Leaks are generally undesirable, but IMO this is a perfectly reasonable approach for things like non-daemon CLI tools that immediately read a file, use the data in the file for the entire program, and then exit.
I phrased that poorly. I meant, Send and Sync are enforced at compile time and have no runtime costs on their own. But not all types implement Send or Sync, so it is a restriction on what types can implement your trait.
You can't coerce something to dyn YourTrait ("type erase" it) if its type doesn't implement YourTrait. You don't have to use type erasure, so it doesn't "always happen", but probably I'm misunderstanding the question here.
Unless you use unsafe, in which case that's your job. ↩︎
My bad, I phrased that poorly, what I meant was "traits like Send and Sync, that only enforces some guarantees on your data, have a runtime cost, maybe some allocated overhead on the data, or on the functions accepting them? My guess would be no, since as you said they only provide information on the type system, but anyway their usage is mandatory in these cases, so it doesn't really matter what do they cost, IIUC.

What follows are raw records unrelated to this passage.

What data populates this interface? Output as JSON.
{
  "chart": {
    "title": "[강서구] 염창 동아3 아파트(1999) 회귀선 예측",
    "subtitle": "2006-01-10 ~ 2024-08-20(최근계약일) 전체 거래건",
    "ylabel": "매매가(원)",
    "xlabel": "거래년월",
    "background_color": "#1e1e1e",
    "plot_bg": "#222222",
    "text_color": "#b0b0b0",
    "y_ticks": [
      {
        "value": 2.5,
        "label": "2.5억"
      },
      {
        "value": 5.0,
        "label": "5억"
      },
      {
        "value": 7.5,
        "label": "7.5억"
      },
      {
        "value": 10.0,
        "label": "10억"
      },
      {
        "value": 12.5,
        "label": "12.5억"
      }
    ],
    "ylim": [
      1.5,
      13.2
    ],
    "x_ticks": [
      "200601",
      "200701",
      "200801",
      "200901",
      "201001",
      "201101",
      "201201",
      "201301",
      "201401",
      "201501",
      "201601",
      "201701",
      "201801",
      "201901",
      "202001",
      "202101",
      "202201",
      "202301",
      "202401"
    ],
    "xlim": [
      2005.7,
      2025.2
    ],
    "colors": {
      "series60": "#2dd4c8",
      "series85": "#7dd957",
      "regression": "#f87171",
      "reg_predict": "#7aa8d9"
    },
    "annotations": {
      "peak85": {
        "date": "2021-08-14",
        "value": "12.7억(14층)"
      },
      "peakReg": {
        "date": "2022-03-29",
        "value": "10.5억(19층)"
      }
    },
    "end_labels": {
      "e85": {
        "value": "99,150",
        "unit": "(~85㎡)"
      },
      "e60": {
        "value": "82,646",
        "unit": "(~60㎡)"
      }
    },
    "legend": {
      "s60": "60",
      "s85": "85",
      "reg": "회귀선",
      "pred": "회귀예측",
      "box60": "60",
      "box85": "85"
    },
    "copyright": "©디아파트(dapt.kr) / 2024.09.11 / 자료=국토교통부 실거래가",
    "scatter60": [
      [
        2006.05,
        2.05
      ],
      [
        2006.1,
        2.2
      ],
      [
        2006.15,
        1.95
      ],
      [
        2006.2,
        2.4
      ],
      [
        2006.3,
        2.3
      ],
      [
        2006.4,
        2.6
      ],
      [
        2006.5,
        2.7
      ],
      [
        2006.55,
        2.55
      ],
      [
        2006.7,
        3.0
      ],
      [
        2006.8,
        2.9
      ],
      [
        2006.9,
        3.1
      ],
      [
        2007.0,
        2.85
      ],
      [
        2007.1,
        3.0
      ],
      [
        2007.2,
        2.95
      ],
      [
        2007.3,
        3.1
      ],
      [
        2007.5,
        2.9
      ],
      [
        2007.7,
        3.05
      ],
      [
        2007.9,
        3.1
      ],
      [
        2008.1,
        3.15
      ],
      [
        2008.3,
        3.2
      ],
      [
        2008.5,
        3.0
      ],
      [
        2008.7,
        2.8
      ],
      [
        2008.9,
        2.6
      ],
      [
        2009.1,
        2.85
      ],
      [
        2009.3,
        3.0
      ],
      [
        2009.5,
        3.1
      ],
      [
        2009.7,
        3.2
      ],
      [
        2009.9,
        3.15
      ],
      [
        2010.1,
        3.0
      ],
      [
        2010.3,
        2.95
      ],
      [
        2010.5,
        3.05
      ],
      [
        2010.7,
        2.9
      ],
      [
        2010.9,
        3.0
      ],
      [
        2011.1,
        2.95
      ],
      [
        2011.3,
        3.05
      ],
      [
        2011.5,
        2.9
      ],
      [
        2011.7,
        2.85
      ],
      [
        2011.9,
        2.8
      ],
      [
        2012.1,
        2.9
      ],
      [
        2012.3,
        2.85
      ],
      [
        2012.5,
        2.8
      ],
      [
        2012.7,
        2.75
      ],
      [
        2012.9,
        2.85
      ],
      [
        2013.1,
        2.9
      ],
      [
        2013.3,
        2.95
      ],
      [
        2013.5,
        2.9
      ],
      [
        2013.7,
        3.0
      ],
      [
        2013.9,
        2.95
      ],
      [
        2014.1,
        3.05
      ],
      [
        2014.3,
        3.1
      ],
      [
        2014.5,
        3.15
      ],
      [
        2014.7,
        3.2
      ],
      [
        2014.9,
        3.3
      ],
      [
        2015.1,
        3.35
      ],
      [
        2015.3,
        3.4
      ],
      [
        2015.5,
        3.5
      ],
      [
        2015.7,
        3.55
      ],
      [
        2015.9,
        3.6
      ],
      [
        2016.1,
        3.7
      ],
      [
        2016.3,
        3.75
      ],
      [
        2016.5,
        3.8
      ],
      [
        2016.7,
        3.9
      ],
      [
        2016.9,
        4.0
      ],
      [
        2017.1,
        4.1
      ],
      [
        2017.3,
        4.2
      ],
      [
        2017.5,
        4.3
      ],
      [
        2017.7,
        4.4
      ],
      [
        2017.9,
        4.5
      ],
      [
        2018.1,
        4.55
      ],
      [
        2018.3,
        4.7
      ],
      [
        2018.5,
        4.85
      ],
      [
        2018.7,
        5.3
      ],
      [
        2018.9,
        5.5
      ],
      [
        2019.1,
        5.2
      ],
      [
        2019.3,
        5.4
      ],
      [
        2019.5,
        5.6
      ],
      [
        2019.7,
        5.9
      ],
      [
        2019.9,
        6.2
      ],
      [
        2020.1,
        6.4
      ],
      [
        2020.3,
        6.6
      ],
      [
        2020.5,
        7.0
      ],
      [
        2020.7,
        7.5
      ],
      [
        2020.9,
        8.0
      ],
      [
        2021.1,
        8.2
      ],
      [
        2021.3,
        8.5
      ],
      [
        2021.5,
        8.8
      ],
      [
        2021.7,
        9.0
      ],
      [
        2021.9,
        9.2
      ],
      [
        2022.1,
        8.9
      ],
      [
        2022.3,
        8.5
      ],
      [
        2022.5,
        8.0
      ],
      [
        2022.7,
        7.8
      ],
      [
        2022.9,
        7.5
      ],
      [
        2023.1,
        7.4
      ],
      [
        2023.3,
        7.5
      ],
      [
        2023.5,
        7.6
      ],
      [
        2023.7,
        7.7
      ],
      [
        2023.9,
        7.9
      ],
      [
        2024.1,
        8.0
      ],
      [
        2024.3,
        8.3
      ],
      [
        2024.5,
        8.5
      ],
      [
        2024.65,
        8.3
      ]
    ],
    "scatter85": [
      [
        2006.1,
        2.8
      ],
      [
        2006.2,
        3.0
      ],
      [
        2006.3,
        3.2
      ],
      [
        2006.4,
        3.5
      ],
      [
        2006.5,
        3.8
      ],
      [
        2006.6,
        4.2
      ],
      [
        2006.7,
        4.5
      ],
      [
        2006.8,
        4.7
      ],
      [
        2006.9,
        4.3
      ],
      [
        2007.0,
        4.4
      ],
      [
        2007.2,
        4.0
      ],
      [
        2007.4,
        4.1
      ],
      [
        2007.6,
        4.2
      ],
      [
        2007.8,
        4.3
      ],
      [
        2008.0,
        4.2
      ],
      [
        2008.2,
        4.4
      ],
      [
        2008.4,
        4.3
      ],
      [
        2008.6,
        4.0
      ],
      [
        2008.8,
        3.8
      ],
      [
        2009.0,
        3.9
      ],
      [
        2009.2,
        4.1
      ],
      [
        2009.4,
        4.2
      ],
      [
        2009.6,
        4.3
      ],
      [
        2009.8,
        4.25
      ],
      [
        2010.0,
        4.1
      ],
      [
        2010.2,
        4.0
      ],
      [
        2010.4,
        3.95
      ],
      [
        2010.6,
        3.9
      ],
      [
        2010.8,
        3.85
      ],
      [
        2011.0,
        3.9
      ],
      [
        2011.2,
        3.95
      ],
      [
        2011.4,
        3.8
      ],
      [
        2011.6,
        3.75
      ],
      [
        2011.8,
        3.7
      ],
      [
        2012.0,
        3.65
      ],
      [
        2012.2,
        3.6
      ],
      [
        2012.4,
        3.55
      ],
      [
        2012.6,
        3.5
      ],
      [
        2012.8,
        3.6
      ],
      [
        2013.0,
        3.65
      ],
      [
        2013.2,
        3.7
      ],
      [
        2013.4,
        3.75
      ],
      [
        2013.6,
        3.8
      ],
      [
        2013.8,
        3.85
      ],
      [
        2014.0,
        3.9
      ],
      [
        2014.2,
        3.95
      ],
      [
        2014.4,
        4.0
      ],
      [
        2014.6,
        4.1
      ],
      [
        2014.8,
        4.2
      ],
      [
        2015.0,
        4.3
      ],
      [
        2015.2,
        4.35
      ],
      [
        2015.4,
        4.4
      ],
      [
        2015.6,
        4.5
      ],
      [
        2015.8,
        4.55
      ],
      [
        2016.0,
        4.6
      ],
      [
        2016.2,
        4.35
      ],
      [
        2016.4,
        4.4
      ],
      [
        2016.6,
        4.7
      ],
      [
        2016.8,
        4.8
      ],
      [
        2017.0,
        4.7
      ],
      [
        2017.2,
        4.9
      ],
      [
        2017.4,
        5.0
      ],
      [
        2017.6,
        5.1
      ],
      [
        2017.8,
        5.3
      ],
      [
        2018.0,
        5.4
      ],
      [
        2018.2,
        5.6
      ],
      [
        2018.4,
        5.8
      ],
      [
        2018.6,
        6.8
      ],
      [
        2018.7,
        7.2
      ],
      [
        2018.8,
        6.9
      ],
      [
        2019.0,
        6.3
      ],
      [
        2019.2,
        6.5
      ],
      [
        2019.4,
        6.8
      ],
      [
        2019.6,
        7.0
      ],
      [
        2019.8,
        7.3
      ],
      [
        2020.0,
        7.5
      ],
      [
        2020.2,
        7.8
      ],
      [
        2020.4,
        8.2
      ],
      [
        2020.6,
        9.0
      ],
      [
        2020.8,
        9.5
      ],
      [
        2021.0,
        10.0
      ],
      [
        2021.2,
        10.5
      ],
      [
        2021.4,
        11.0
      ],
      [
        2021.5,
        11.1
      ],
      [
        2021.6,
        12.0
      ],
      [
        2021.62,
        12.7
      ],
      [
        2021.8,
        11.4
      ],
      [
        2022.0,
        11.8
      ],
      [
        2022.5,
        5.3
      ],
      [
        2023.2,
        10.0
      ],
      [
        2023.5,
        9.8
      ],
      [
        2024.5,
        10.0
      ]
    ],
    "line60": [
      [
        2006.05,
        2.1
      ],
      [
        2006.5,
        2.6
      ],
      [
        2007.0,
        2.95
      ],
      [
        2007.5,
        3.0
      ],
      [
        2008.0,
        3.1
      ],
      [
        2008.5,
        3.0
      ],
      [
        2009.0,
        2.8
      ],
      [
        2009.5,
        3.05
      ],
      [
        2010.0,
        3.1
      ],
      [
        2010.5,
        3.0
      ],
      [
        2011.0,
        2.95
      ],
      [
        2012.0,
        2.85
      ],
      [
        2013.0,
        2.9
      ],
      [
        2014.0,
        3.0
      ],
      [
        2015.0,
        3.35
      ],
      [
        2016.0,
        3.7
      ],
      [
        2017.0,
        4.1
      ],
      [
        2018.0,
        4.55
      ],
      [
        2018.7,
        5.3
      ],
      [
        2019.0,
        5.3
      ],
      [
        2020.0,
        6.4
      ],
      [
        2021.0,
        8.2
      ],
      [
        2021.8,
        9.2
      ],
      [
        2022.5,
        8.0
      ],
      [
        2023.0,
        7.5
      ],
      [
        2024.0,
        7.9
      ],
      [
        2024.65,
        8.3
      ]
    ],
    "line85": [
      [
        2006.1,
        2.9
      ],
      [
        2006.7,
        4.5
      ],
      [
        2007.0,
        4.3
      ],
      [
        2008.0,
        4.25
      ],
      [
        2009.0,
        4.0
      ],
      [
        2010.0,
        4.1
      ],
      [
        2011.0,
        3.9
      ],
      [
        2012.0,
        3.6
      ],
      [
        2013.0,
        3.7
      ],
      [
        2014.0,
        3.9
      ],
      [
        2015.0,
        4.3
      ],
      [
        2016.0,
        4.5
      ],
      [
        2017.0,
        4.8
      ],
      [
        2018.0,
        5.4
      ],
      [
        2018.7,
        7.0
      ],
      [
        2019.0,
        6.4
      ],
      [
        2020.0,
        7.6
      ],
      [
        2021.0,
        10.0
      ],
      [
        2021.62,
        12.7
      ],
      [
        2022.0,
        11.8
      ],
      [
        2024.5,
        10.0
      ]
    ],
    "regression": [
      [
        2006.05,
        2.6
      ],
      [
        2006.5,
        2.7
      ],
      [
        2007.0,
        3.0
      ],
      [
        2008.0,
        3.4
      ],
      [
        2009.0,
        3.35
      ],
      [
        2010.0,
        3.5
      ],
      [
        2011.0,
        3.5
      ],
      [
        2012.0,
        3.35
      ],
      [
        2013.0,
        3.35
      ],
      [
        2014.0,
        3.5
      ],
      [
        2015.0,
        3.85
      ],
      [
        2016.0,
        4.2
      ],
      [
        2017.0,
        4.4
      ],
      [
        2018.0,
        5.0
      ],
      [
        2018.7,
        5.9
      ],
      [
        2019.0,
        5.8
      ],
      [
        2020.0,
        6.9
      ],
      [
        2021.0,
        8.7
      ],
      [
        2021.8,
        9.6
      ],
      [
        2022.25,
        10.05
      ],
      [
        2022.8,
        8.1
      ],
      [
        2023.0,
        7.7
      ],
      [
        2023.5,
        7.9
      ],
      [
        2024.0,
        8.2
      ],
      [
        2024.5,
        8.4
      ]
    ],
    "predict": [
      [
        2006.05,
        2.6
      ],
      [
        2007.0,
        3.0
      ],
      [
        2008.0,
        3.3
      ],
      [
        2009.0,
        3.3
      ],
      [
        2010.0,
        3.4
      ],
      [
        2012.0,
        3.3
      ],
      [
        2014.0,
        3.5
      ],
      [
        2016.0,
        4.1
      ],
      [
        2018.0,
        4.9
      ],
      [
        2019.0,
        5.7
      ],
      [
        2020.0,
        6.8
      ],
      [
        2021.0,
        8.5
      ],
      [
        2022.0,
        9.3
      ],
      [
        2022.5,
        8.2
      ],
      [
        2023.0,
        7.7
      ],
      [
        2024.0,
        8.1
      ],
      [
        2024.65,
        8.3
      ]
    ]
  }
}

I need to go deeper in the lifetime and reference thing, thank you for the reference you shared. Eventually I need to build graphs from the information I get here, and I resource I found observed that building graphs in Rust is tricky given Rust's rules, because you'll probably need to build your graph in more than one pass (especially if you have cycles), which is similar to my problem, so I'll try to investigate also that. Thank you again!